Seyit bir dedektif edasıyla tek kaşını kaldırıp heyecanla ve merakla arkadaşına yaklaştı bankta.

"Devam et." dedi.

Baran boğazını temizledi. "Oğlum anla işte..." derken onun çekindiğini gören Seyit elini omzuna koydu.

"Kardeşim rahat ol biz kardeşiz. Anlat bana açık açık neler olduğunu hadi." dedi ciddi ve dostane bir şekilde.

"Tamam, ama söz ver, bu konuştuklarımız sadece ikimizin arasında kalacak. Çünkü senden başka kimsenin böyle sakin karşılayabileceğini veya konuşabileceğimi sanmıyorum." dediğinde Seyit gülümsedi.

"Benimle mezara, kardeş sözü." dediğinde Baran kafasını salladı.

Yani Seyit başından beridir bu şeye çok açık olduğu için Baran kendini daha yakın hissediyordu. Zaten Doruğa olan duygularını kendine ve Doruğa belli etmesinin nedeni Bedirhan ve Seyit'in konuşmalarıydı. Onlarla konuştuktan sonra gerçekten düşünceleri değişmişti. Bunun o kadar da kötü bir şey olmadığını anlamıştı. Bu hissettiğinin yanlış olmayacağını öğretti iki arkadaşı. Bu yüzden eskiye nazaran kendine de daha rahattı.

Yine de söze nasıl gireceğini bilmiyordu. Her yeri yakıp yıkan şiddetli karakteri nasıl olur da bu konuda bu kadar çekingen olurdu?

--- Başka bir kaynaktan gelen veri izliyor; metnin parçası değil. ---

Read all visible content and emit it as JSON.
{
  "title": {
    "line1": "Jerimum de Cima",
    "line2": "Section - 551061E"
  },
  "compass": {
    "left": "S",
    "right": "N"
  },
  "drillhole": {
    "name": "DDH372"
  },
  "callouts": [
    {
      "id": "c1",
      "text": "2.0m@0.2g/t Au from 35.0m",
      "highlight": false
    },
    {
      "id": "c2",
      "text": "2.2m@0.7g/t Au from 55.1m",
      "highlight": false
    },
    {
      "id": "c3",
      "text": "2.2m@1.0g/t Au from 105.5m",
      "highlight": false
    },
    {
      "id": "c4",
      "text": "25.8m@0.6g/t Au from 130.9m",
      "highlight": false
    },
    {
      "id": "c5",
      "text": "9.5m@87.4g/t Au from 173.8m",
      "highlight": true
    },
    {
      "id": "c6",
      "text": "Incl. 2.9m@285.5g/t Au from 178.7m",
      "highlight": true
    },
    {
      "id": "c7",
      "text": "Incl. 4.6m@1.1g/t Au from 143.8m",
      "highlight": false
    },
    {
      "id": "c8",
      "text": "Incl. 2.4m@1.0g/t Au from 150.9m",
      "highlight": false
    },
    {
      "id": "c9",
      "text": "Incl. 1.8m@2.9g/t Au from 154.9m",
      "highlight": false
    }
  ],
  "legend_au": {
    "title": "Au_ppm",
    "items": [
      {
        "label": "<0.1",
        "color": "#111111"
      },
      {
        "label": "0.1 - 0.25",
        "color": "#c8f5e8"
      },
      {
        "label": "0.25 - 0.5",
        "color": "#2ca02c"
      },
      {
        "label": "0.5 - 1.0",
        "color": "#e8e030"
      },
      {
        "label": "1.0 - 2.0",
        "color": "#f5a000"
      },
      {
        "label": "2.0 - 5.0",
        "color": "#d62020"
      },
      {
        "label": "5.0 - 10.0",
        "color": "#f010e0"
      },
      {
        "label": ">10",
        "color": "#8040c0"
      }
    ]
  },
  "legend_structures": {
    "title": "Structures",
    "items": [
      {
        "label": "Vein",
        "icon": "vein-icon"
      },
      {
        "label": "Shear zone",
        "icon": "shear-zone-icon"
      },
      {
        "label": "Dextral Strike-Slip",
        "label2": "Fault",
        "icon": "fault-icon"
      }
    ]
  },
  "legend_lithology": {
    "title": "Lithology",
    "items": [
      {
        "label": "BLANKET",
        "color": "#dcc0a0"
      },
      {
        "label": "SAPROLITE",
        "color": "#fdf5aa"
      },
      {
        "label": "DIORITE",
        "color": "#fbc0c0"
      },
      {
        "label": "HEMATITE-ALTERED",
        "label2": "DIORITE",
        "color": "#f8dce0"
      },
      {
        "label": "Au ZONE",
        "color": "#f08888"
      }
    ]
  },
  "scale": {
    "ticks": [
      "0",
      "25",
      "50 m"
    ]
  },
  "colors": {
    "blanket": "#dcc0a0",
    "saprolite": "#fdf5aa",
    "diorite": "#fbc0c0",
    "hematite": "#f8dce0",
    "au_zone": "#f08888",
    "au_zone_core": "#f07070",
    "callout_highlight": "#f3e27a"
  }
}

Daha önce hiç düşmemişti böyle bir şeye, bu yüzden nasıl davranması gerektiğini de bilmiyordu aslında.

"Birine karşı duygusal ve cinsel hisler beslediğimi fark ettim." diye en düzgün şekilde kendini açıklamaya çalıştığında Seyit büyük bir tepki vermemek için kendini zor tuttu.

"Evet?"

Baran bakışlarını denize dikmişken gözleri daldı.

"Yani daha önce hiç yaşamadım böyle bir şey. Kimsenin bakışları bu kadar etkilemedi beni, veya dokunuşu."

Seyit onun ağzından laf almak için hiç araya girmek istemedi. Baran'ın her şeyi açık açık anlatmasını istiyordu.

"Sadece bakıyor ve gülümsüyor ama ben sanki kalbimi avucunda sıkıyormuş gibi hissediyorum. O bakışlarda boğulabilirim, can verebilirim." deyip bir nefes verdi. "Tiryakisi oldum anasını satayım."